Japan’s Nomura can ride choppy market, CFO says after bank posts record annual profit

By Anton Bridge

TOKYO (Reuters) -Japan’s biggest investment bank and brokerage Nomura Holdings recorded a 27% rise in fourth-quarter net profit to hit its highest ever full-year profit as revenue grew in each of its business segments over the year.

The results are for the period up to the end of March and do not account for the market turmoil that followed the U.S. tariff announcements in April, however Nomura can ride out the volatility, its chief financial officer said.

“A certain degree of volatility really works in favour of our business,” CFO Takumi Kitamura said at an earnings briefing.

Although individual customers’ investment activity slowed, there had been no rush to sell assets since the start of April.

Meanwhile volatility had widened margins in equity and foreign exchange trading in Nomura’s markets unit such that revenue trends were above levels in the three months to March, Kitamura said.
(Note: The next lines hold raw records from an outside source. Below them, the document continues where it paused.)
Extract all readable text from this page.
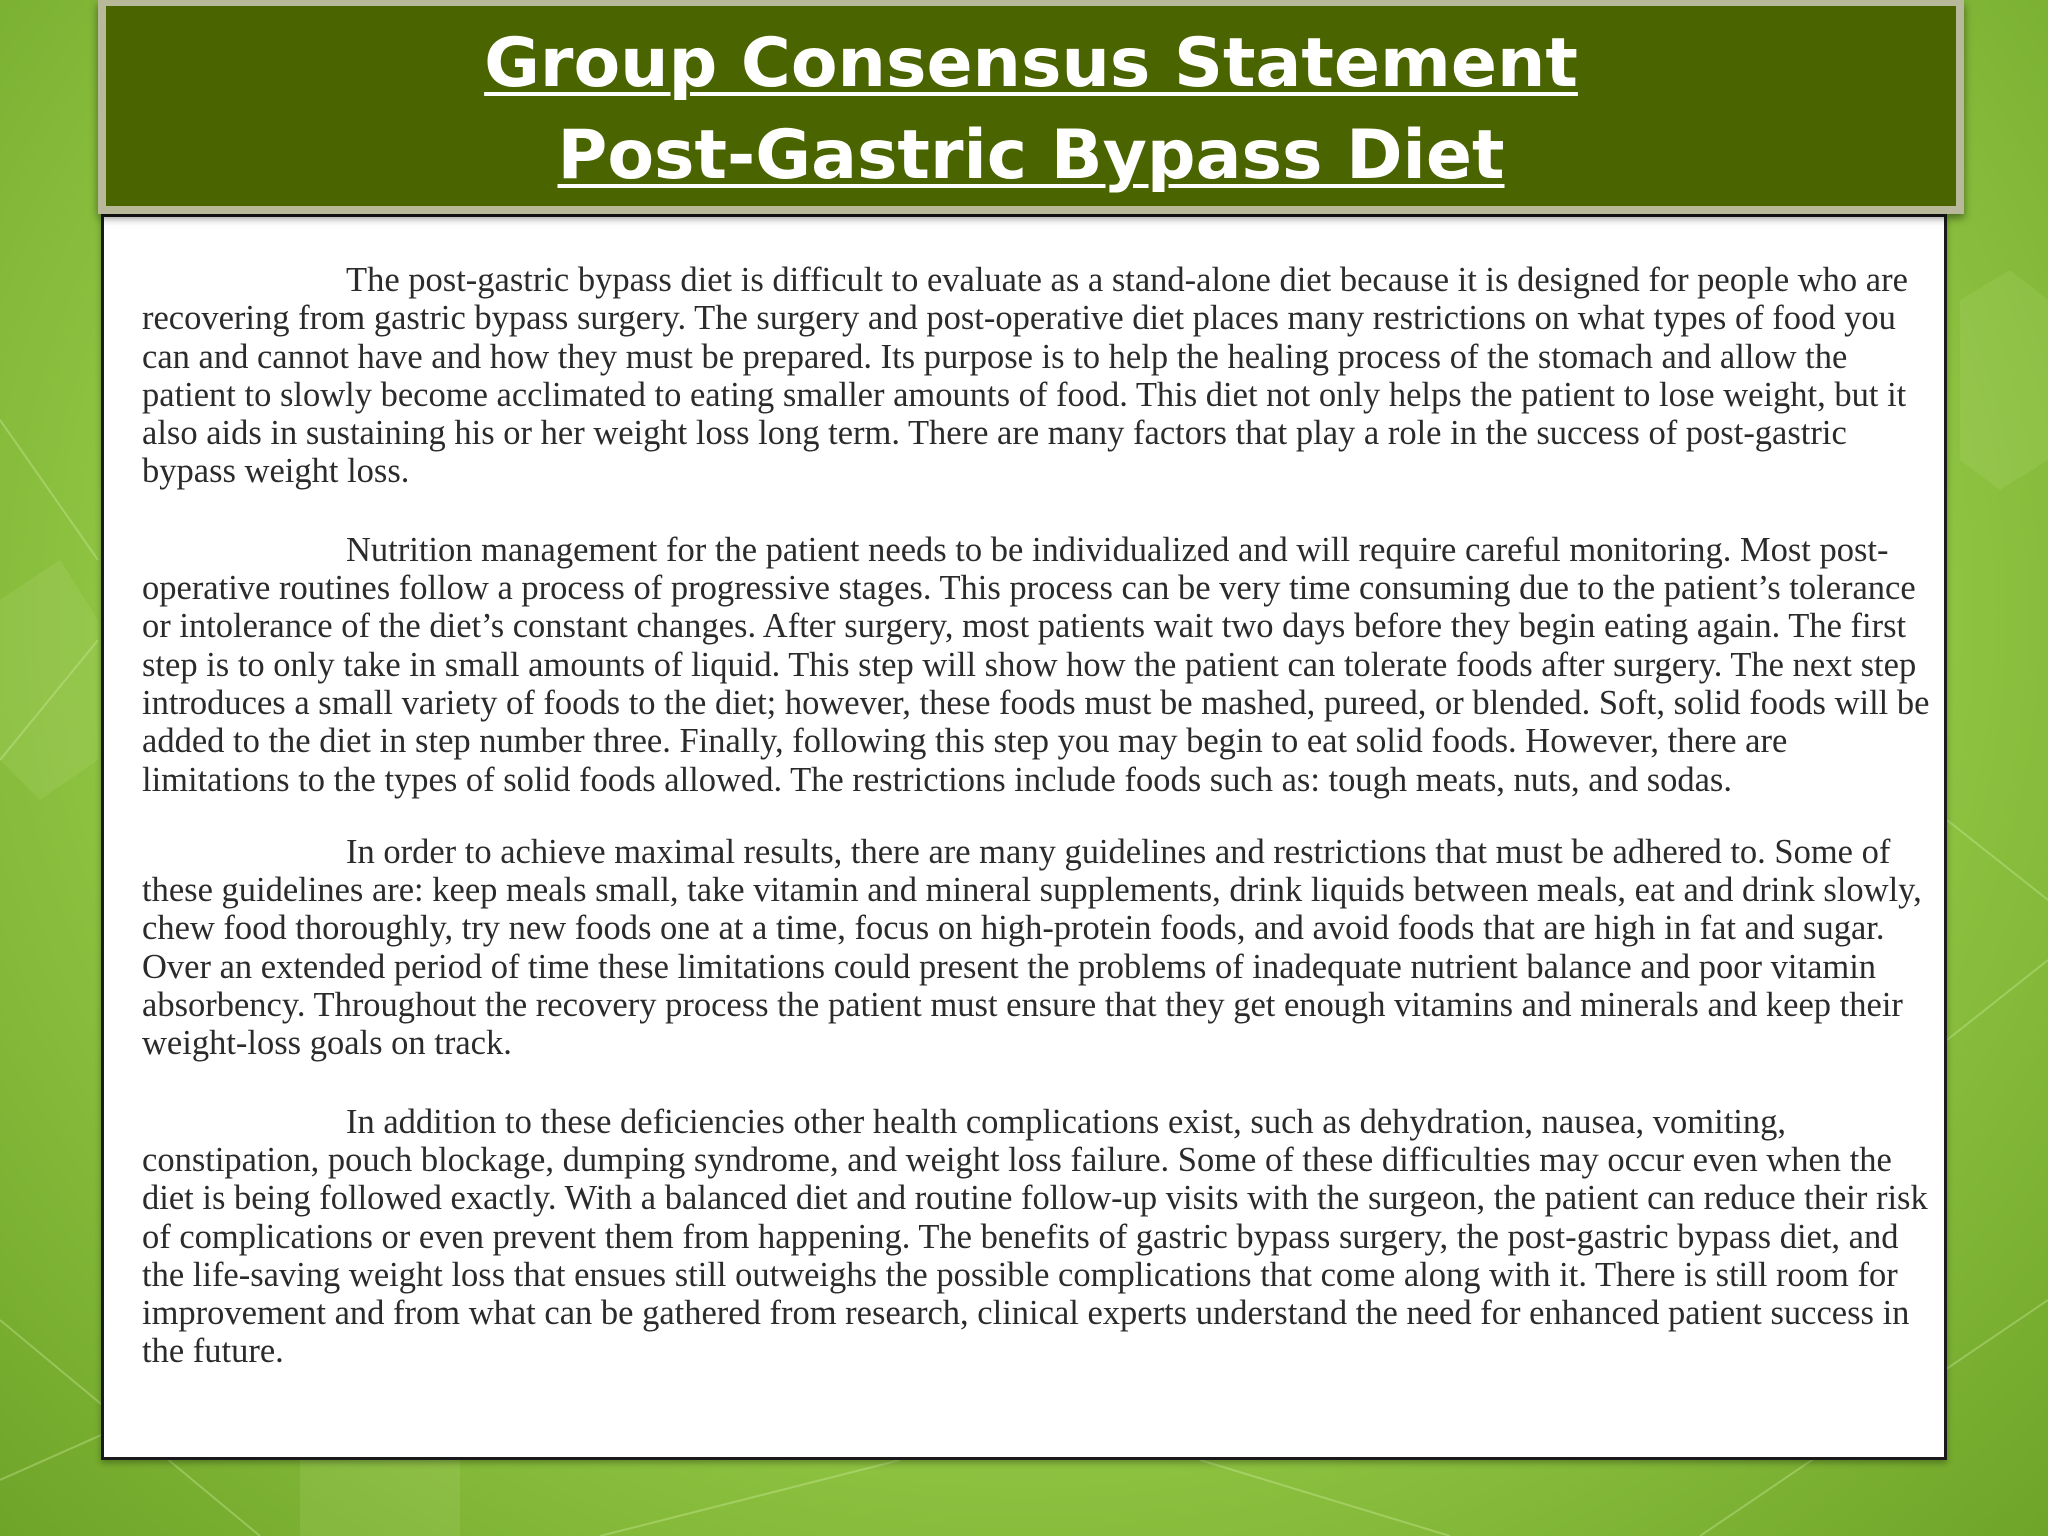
Group Consensus Statement
Post-Gastric Bypass Diet

The post-gastric bypass diet is difficult to evaluate as a stand-alone diet because it is designed for people who are recovering from gastric bypass surgery. The surgery and post-operative diet places many restrictions on what types of food you can and cannot have and how they must be prepared. Its purpose is to help the healing process of the stomach and allow the patient to slowly become acclimated to eating smaller amounts of food. This diet not only helps the patient to lose weight, but it also aids in sustaining his or her weight loss long term. There are many factors that play a role in the success of post-gastric bypass weight loss.

Nutrition management for the patient needs to be individualized and will require careful monitoring. Most post-operative routines follow a process of progressive stages. This process can be very time consuming due to the patient’s tolerance or intolerance of the diet’s constant changes. After surgery, most patients wait two days before they begin eating again. The first step is to only take in small amounts of liquid. This step will show how the patient can tolerate foods after surgery. The next step introduces a small variety of foods to the diet; however, these foods must be mashed, pureed, or blended. Soft, solid foods will be added to the diet in step number three. Finally, following this step you may begin to eat solid foods. However, there are limitations to the types of solid foods allowed. The restrictions include foods such as: tough meats, nuts, and sodas.

In order to achieve maximal results, there are many guidelines and restrictions that must be adhered to. Some of these guidelines are: keep meals small, take vitamin and mineral supplements, drink liquids between meals, eat and drink slowly, chew food thoroughly, try new foods one at a time, focus on high-protein foods, and avoid foods that are high in fat and sugar. Over an extended period of time these limitations could present the problems of inadequate nutrient balance and poor vitamin absorbency. Throughout the recovery process the patient must ensure that they get enough vitamins and minerals and keep their weight-loss goals on track.

In addition to these deficiencies other health complications exist, such as dehydration, nausea, vomiting, constipation, pouch blockage, dumping syndrome, and weight loss failure. Some of these difficulties may occur even when the diet is being followed exactly. With a balanced diet and routine follow-up visits with the surgeon, the patient can reduce their risk of complications or even prevent them from happening. The benefits of gastric bypass surgery, the post-gastric bypass diet, and the life-saving weight loss that ensues still outweighs the possible complications that come along with it. There is still room for improvement and from what can be gathered from research, clinical experts understand the need for enhanced patient success in the future.
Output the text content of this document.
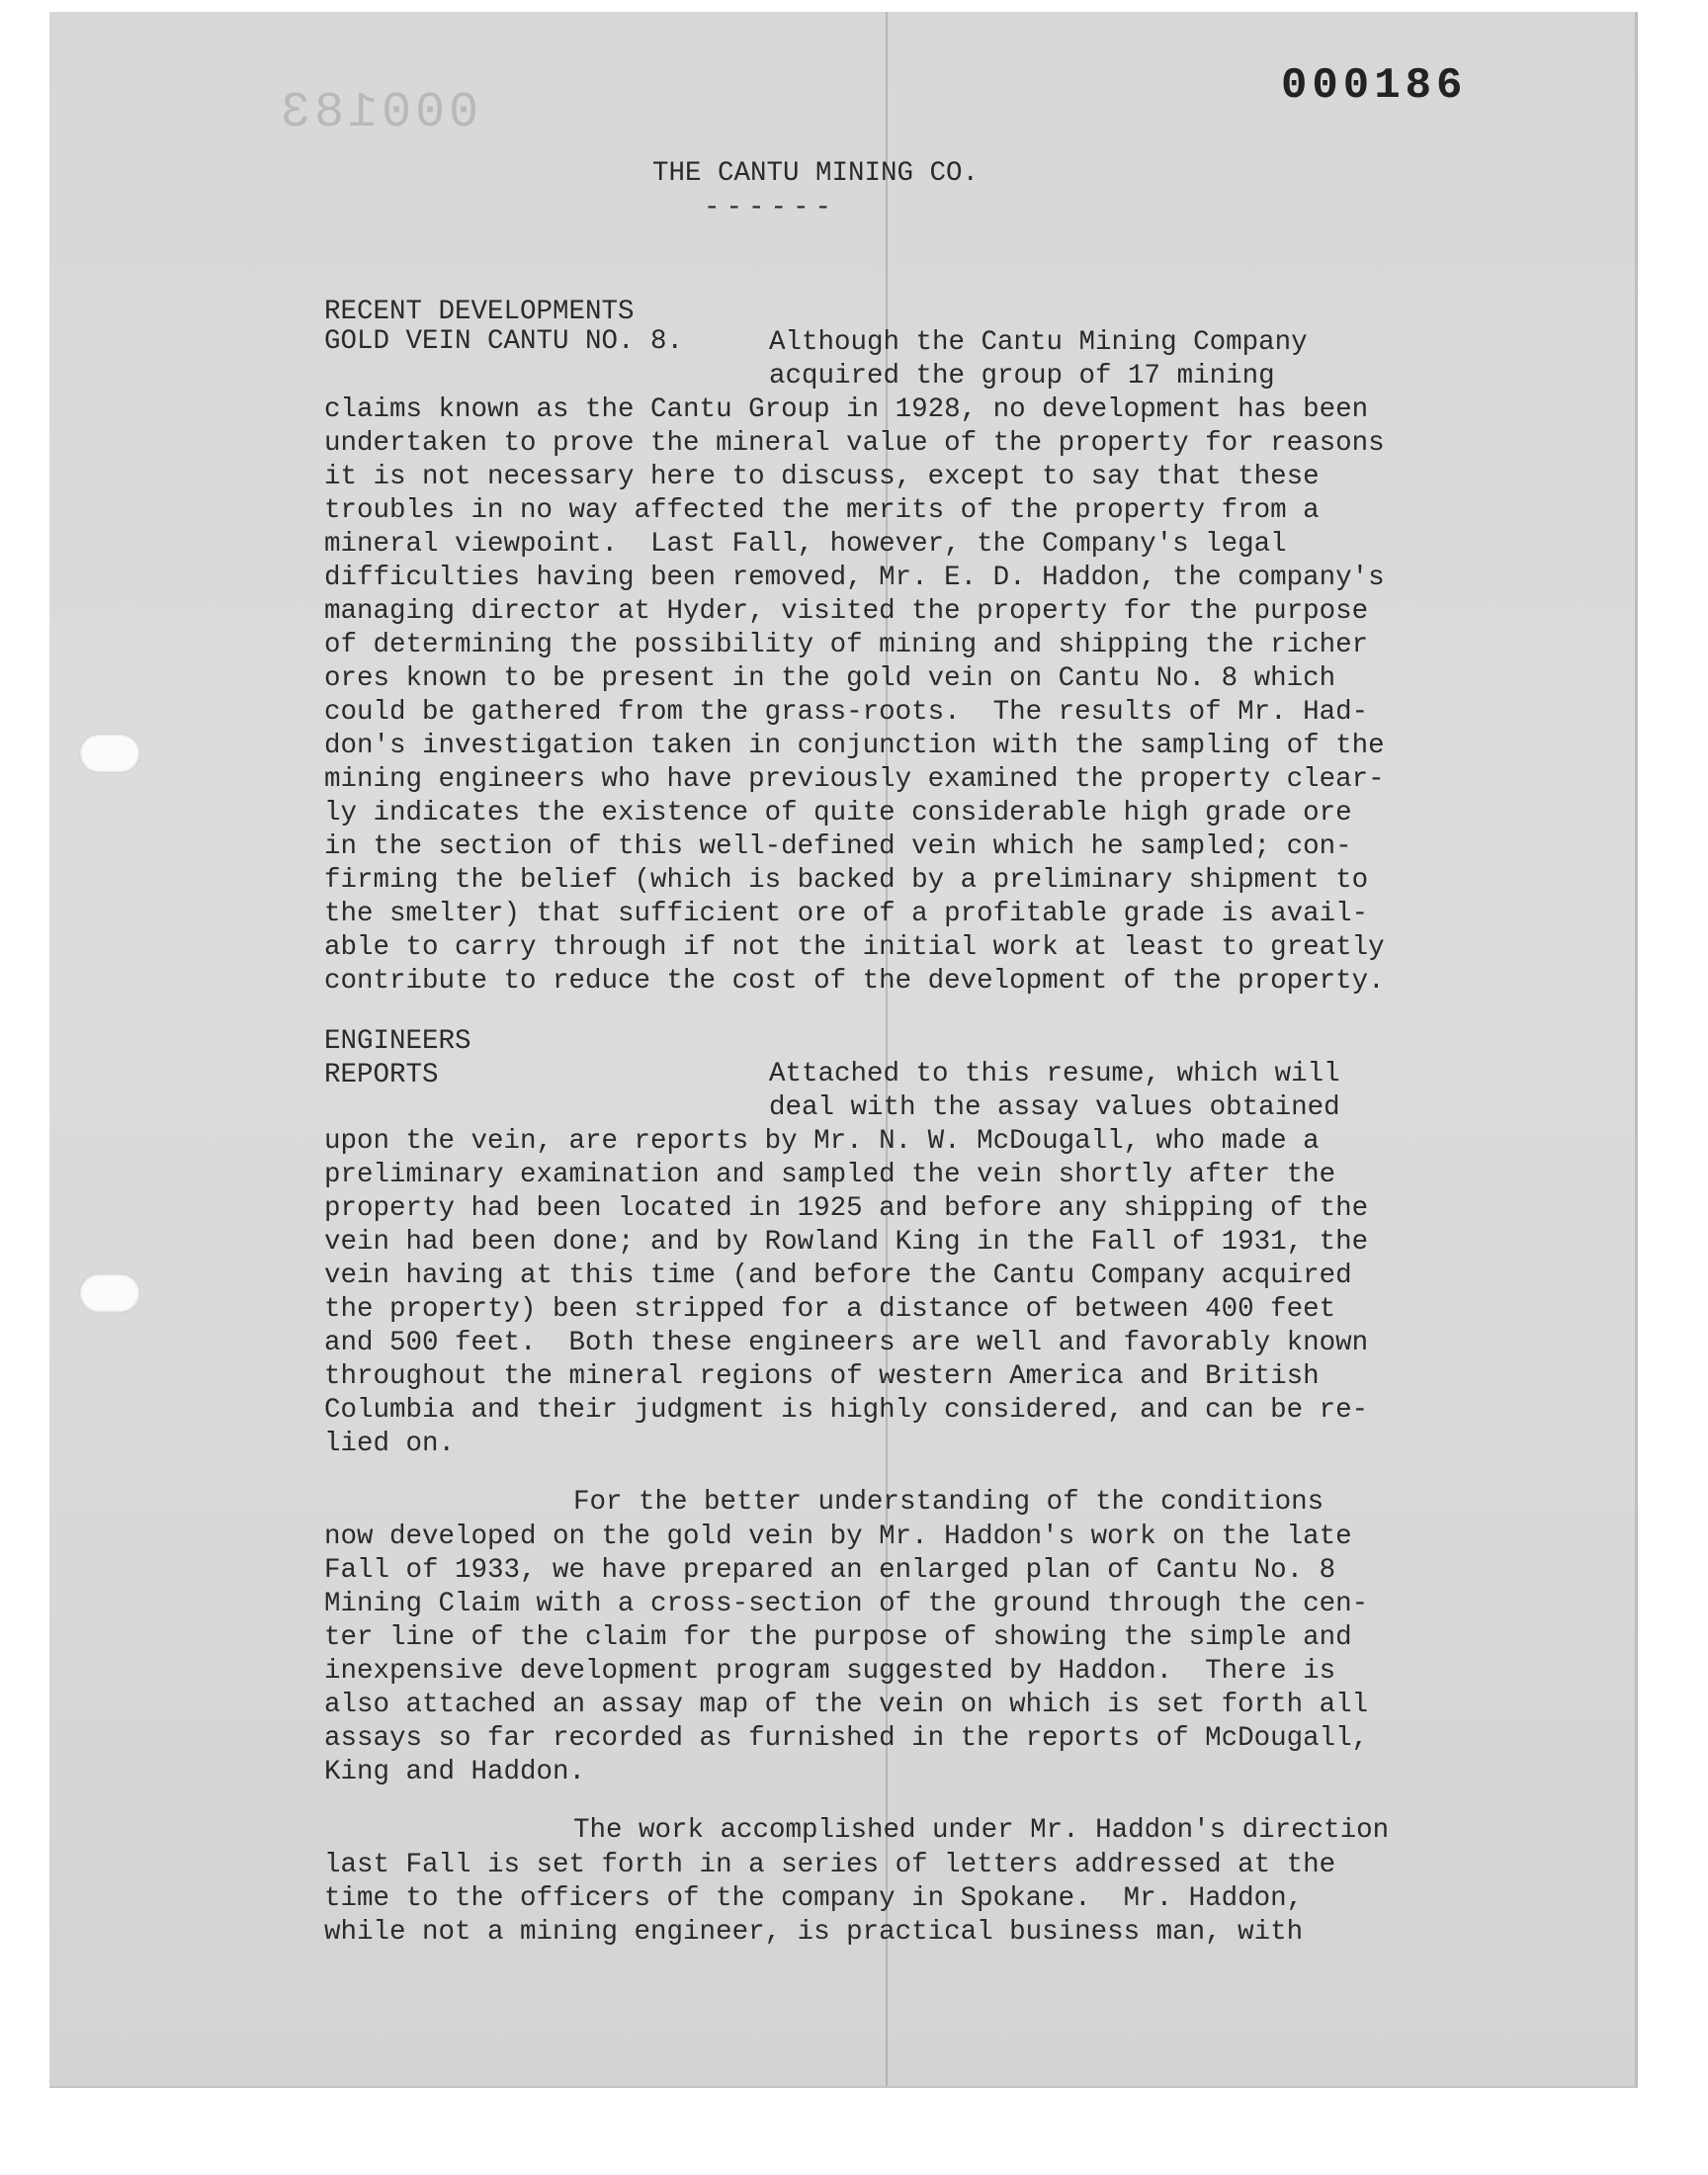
000183	000186
THE CANTU MINING CO.
------
RECENT DEVELOPMENTS
GOLD VEIN CANTU NO. 8.	Although the Cantu Mining Company
acquired the group of 17 mining
claims known as the Cantu Group in 1928, no development has been
undertaken to prove the mineral value of the property for reasons
it is not necessary here to discuss, except to say that these
troubles in no way affected the merits of the property from a
mineral viewpoint.  Last Fall, however, the Company's legal
difficulties having been removed, Mr. E. D. Haddon, the company's
managing director at Hyder, visited the property for the purpose
of determining the possibility of mining and shipping the richer
ores known to be present in the gold vein on Cantu No. 8 which
could be gathered from the grass-roots.  The results of Mr. Had-
don's investigation taken in conjunction with the sampling of the
mining engineers who have previously examined the property clear-
ly indicates the existence of quite considerable high grade ore
in the section of this well-defined vein which he sampled; con-
firming the belief (which is backed by a preliminary shipment to
the smelter) that sufficient ore of a profitable grade is avail-
able to carry through if not the initial work at least to greatly
contribute to reduce the cost of the development of the property.
ENGINEERS
REPORTS	Attached to this resume, which will
deal with the assay values obtained
upon the vein, are reports by Mr. N. W. McDougall, who made a
preliminary examination and sampled the vein shortly after the
property had been located in 1925 and before any shipping of the
vein had been done; and by Rowland King in the Fall of 1931, the
vein having at this time (and before the Cantu Company acquired
the property) been stripped for a distance of between 400 feet
and 500 feet.  Both these engineers are well and favorably known
throughout the mineral regions of western America and British
Columbia and their judgment is highly considered, and can be re-
lied on.
For the better understanding of the conditions
now developed on the gold vein by Mr. Haddon's work on the late
Fall of 1933, we have prepared an enlarged plan of Cantu No. 8
Mining Claim with a cross-section of the ground through the cen-
ter line of the claim for the purpose of showing the simple and
inexpensive development program suggested by Haddon.  There is
also attached an assay map of the vein on which is set forth all
assays so far recorded as furnished in the reports of McDougall,
King and Haddon.
The work accomplished under Mr. Haddon's direction
last Fall is set forth in a series of letters addressed at the
time to the officers of the company in Spokane.  Mr. Haddon,
while not a mining engineer, is practical business man, with
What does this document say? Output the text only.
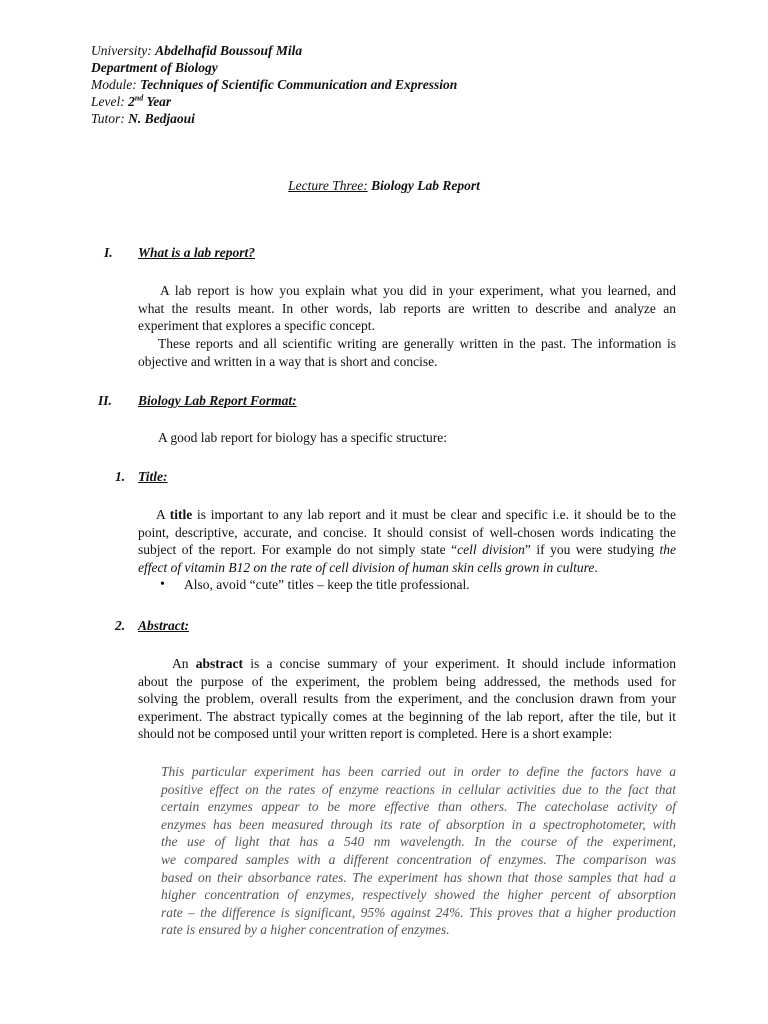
University: Abdelhafid Boussouf Mila
Department of Biology
Module: Techniques of Scientific Communication and Expression
Level: 2nd Year
Tutor: N. Bedjaoui
Lecture Three: Biology Lab Report
I. What is a lab report?
A lab report is how you explain what you did in your experiment, what you learned, and
what the results meant. In other words, lab reports are written to describe and analyze an
experiment that explores a specific concept.
These reports and all scientific writing are generally written in the past. The information is
objective and written in a way that is short and concise.
II. Biology Lab Report Format:
A good lab report for biology has a specific structure:
1. Title:
A title is important to any lab report and it must be clear and specific i.e. it should be to the
point, descriptive, accurate, and concise. It should consist of well-chosen words indicating the
subject of the report. For example do not simply state “cell division” if you were studying the
effect of vitamin B12 on the rate of cell division of human skin cells grown in culture.
• Also, avoid “cute” titles – keep the title professional.
2. Abstract:
An abstract is a concise summary of your experiment. It should include information
about the purpose of the experiment, the problem being addressed, the methods used for
solving the problem, overall results from the experiment, and the conclusion drawn from your
experiment. The abstract typically comes at the beginning of the lab report, after the tile, but it
should not be composed until your written report is completed. Here is a short example:
This particular experiment has been carried out in order to define the factors have a
positive effect on the rates of enzyme reactions in cellular activities due to the fact that
certain enzymes appear to be more effective than others. The catecholase activity of
enzymes has been measured through its rate of absorption in a spectrophotometer, with
the use of light that has a 540 nm wavelength. In the course of the experiment,
we compared samples with a different concentration of enzymes. The comparison was
based on their absorbance rates. The experiment has shown that those samples that had a
higher concentration of enzymes, respectively showed the higher percent of absorption
rate – the difference is significant, 95% against 24%. This proves that a higher production
rate is ensured by a higher concentration of enzymes.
Nomura also has faith in U.S. financial markets in the medium and long term, which lay behind its acquisition of Australian Macquarie Group’s U.S. and European public asset management businesses for $1.8 billion this week, Kitamura said.

“Of course the stock market will rise and fall in the short term, but in the medium to long term it is strong, the U.S. population in growing and we see it as a clear growth market,” Kitamura said.

Nomura reported a profit of 72 billion yen ($501.15 million) for the January-March period, versus 56.8 billion yen in the same period a year prior, and announced a share buyback of up to 60 billion yen.

It has cemented a dominant position among Japanese securities firms and its earnings in recent quarters have comfortably exceeded those of rivals Daiwa Securities and Mizuho Securities.

Its management has long sought to become a global investment bank, but with chequered results. The Macquarie acquisition marks its most ambitious expansion abroad since its purchase of Lehman Brothers’ assets in 2008, which it later wrote down.

Asset management has become a core growth area for Japanese financial institutions which are looking to secure stable fee-based revenue that is less affected by the ups and downs of market sentiment.

On the outlook for the wholesale division, which houses Nomura’s investment banking and global markets units, Kitamura said market volatility since the start of April has led to many companies adopting a wait and see approach and holding off on equity issuance or M&A.

But when markets calm, activity should return to normal, Kitamura said.